VQ Case Study: Sorenson Video 1

Sorenson Video 1 (SVQ1) makes me sentimental. It had a lot to do with why I started multimedia hacking. Strange that it all seems so simple now.

SVQ1 is a stark contrast to our last subject, Cinepak. SVQ1 does not store its codebooks in the encoded video bitstream. Rather, the codebooks are a hardwired characteristic of the coding scheme. That’s actually a really good thing considering that the algorithm is a hierarchical multistage vector quantizer.

“Whoa! Just when I was getting over my aversion to the words ‘vector’ and ‘quantizer’ strung together, they throw in ‘hierarchical’ and ‘multistage’.” Don’t worry, it’s also pretty simple even though it sounds complicated. “Hierarchical”, in this context, simply means that a block of pixels is broken down into smaller blocks of pixels. In SVQ1, the block size starts at 16×16. The encoder may decide to encode a block at that size, or slice it in half, into 2 16×8 blocks, and code each of those individually. The encoder may further subdivide the blocks to obtain 8×8, 8×4, 4×4, and 4×2 sizes.

The “multistage” word refers to the fact that SVQ1 has several layers, or stages, of codebooks that can be combined in order to reconstruct a given vector. In fact, for each block size from 4×2 up through 8×8, there are 6 stages of codebooks for each size, and each codebook contains 16 vectors.

SVQ1 has one trick up its sleeve that I have never seen used anywhere else so far: Vector mean removal. Again, this may sound fancy, but all it means is to average all the numbers in a vector and subtract the average from each number. If all of the numbers in the vector are relatively similar, the mean-removed vector will have rather small components and thus be more efficient to code.

Remember how a major problem in VQ deals with matching vectors from a source image to the best possible vector from a generated codebook? This problem is exacerbated in SVQ1 due to the layers of codebooks that the encoder must evaluate in combination with the hierarchy. The encoder must remove the mean for a vector of samples and encode the mean using the sum of between 0 and 6 vectors from different layers of codebooks, or decide to split the block in half and repeat the process, or find some combination of hierarchical encoding combined with codebook sequences, and then move on to the next vector.
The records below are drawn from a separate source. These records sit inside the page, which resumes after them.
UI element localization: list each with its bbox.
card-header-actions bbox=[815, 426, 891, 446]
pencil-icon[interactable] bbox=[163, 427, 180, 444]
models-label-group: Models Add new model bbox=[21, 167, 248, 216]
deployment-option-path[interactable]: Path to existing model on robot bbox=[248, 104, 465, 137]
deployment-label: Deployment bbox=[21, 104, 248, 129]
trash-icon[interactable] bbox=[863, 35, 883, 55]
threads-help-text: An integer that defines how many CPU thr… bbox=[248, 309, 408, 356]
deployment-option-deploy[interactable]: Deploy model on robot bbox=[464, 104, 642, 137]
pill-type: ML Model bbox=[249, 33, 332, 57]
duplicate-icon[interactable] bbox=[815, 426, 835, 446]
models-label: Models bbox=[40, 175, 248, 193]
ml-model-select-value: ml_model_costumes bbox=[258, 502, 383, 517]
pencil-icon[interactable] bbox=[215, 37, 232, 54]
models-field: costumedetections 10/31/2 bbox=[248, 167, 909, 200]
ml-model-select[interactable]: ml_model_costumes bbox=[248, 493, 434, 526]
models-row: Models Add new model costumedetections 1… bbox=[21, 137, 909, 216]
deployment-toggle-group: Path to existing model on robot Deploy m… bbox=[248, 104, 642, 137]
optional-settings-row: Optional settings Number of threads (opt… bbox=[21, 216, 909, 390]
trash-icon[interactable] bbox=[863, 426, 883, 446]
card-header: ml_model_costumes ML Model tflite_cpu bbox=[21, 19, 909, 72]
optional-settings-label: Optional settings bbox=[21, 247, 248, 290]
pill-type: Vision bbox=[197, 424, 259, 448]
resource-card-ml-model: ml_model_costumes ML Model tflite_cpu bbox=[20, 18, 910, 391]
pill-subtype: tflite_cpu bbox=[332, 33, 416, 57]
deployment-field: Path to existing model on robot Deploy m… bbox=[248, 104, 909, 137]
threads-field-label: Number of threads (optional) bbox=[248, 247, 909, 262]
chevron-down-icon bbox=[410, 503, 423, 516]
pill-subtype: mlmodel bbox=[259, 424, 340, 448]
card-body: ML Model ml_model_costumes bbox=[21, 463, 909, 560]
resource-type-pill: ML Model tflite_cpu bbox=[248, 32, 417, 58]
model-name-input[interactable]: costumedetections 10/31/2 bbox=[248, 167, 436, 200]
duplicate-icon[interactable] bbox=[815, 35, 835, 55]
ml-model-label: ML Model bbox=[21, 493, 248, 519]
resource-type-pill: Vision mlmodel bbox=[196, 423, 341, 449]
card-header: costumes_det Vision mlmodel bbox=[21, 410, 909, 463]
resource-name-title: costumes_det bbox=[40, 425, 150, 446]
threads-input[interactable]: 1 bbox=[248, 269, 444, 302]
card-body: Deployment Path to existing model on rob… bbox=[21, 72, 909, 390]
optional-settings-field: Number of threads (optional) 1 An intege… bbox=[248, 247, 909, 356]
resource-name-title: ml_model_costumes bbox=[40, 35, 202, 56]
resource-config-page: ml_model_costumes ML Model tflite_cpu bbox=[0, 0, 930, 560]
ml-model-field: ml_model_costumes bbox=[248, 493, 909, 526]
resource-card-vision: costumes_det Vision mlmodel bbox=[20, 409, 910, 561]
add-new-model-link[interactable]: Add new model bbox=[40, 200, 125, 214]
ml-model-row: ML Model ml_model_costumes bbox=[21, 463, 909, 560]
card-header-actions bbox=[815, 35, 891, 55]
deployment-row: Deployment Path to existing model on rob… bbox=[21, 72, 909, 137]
SVQ1 interframes can also take advantage of motion vectors and the residual between a block from the previous frame and the current frame is encoded with the same intraframe hierarchical multistage method.

It all sounds like a lot of trouble to encode, but the reward was that relatively slow machines from the 1998-1999 timeframe could easily play back, e.g., 480×212 video on CPUs that would still struggle with MPEG-type data at a similar resolution, and the files were feasibly distributable via the dialup-dominated internet.

Where do the codebooks come from? As mentioned, the codebooks are a hardcoded component of the SVQ1 coding scheme. I strongly suspect (or would like to think) that the codebooks were constructed as a result of a long and arduous design phase that involved countless pieces of sample media drawn from numerous diverse genres of material. So out of the 2 classic VQ problems (finding optimal codebooks and matching source material to the codebooks), at least that’s one less problem that the encoder needs to worry about. I, for one, am thankful for that since SVQ1 is, to date, the only encoder I have written for the FFmpeg project. Encoding the codebooks would also incur huge overhead in the final encoded bitstream.

SVQ1 has a few weaknesses, to be sure (or “trade-offs” to be neutral about it). I never appreciated the fact the various planes are stored separately. All the Y data is encoded in the stream, followed by all the U data, and then the V data. This means that the entire frame must be decoded before any of it may be processed (e.g., converted to RGB) before display. Owing to its large vector size (16×16) and also its native colorspace (YUV 4:1:0, where a 4×4 block shares one U and one V sample), I can understand why it would be implausible to chop the data into macroblock-type units. However, it might have been nice for the bitstream header to encode relative offsets to the start of the U and V data segments. A decoder could have made use of this to optimize for things like slice dispatch.

Another problem (that I perceive, and I’m pretty sure the guru agrees with me on this point) is that SVQ1 uses a breadth-first algorithm for traversing the vector hierarchy, vs. a depth-first algorithm. It’s a technical nitpick, sure, and I can’t remember all the details. But I strongly recall that it was a headache for coding.

Through it all, SVQ1 is still one of my favorite codecs.